あなたがいま見ている絵、あなたがいま聴いている音楽が、一緒に鑑賞している他の人にはどう見え、どう聴こえているか、これは実は分かりません---。
例えば色なら、同じ赤でも、血のような赤とリンゴ(いろいろありますが)のような赤、緋色っぽい赤、など様々です。それらの違いをみんなが感じてはいるだろうけれど、同じように違うと感じているのか、となるとこれは別の問題になります。そもそも、緋色ってどんな色、というイメージも人によって違ったり、、、。
同じ曲を聴いても、ベースラインから聴く人と、メロディから聴く人と、人によって耳(脳)が得意とする音域は異なります。その結果、全然違うイメージで同じ曲を捉えることもあるわけです。
本書「脳の中の小さな神々」は、このクオリア(質感などと意訳されますが)を糸口に脳科学の最先端を平易に解説した本です。茂木健一郎というこの分野の第一人者の話を、元ユリイカ編集長で多彩な執筆活動を展開している歌田明弘氏がインタビュー形式でまとめたものです。第一人者でかつ説明が上手いという人の話ならではの分かりやすさで、一気に読んでしまいました。
本書では、クオリアを説明する例として次のような文章が出てきます。クオリアという言葉の持つ意味や感覚が、見事に言い表されています。
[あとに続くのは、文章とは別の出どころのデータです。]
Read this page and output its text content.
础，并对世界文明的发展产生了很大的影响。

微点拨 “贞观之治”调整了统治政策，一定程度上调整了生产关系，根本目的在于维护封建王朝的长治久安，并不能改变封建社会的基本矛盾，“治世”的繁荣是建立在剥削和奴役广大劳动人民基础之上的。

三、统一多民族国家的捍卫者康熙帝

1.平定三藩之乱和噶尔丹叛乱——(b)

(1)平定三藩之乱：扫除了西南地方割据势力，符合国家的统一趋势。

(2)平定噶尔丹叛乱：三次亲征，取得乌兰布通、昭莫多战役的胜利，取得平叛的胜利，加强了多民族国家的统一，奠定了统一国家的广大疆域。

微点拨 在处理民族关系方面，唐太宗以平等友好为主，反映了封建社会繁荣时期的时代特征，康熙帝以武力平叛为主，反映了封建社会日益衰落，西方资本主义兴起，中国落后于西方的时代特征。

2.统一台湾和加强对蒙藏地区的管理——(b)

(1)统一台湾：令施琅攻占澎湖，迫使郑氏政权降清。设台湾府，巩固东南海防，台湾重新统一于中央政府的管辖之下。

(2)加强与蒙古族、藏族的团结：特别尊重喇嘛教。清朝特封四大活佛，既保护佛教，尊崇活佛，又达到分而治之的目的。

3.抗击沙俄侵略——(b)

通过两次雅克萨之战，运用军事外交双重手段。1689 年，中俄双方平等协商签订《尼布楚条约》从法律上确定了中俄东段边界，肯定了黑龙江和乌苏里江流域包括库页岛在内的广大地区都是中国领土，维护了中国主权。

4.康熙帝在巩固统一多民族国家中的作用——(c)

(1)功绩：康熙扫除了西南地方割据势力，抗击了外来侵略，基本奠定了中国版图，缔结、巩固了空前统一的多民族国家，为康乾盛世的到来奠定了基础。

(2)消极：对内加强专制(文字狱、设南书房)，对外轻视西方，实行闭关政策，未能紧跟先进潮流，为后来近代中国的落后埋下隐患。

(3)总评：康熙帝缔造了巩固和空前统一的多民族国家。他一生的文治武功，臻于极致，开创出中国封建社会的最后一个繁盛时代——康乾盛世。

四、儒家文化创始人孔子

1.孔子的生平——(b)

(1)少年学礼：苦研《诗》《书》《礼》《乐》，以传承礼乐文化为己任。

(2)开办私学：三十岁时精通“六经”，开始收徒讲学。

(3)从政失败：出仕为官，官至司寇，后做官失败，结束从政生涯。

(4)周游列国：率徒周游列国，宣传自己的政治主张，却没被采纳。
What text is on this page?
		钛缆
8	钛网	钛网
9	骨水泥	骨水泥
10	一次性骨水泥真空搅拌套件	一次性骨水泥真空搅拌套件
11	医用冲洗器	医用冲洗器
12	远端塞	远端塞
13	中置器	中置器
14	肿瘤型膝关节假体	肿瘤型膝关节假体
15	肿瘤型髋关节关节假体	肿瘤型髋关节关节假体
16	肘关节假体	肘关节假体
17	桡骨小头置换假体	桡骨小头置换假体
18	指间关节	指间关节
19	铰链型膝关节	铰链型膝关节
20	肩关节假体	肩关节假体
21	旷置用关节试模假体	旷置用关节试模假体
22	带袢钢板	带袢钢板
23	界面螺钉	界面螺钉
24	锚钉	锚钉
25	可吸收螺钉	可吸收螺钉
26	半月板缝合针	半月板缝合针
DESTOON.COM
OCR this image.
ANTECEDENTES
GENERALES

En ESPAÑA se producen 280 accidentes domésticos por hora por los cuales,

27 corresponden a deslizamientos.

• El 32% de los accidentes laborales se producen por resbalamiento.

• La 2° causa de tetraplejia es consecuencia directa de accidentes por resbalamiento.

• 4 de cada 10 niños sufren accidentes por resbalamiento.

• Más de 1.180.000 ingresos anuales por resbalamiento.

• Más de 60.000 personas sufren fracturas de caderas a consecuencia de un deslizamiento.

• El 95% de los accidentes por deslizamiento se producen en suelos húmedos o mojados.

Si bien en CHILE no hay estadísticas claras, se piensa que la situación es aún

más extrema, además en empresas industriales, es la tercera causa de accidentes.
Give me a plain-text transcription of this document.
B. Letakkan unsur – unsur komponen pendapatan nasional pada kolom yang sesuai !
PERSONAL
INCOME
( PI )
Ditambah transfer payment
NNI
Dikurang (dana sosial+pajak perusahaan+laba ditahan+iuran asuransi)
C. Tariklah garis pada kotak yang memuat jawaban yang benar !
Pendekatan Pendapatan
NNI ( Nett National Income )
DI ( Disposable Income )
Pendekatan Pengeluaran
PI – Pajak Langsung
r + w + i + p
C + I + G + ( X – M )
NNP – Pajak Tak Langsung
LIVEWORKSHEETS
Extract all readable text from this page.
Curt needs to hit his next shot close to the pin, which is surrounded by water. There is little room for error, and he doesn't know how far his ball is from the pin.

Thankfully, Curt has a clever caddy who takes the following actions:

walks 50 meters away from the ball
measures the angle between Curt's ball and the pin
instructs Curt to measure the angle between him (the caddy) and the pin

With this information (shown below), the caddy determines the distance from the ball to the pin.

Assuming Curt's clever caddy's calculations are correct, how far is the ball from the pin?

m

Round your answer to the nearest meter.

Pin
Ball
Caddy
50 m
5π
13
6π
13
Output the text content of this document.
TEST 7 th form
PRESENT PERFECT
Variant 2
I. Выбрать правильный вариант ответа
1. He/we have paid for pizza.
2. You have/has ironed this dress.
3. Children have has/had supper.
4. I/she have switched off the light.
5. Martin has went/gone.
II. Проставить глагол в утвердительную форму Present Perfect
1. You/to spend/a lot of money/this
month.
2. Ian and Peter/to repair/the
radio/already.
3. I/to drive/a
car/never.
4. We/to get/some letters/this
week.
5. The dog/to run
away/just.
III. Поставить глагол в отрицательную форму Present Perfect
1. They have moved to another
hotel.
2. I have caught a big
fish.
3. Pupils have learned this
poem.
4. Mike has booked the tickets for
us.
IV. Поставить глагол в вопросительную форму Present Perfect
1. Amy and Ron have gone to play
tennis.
『川端康成の「雪国」を読むのは、山間の温泉宿の産業構造や人間関係についての有益な情報を得るためというひとはまずいないだろう。「雪国」には、それを読んだ時にしか得られないクオリアの体験がある。』
ほぼ全編が、歌田さんによるインタビュー形式で流れていますが、最後だけ茂木さんの「特別講義」になっています。その部分、決して分かりにくいわけではないのですが、優れたインタビュアーの大切さ、というものを実感させられるのもまた事実です。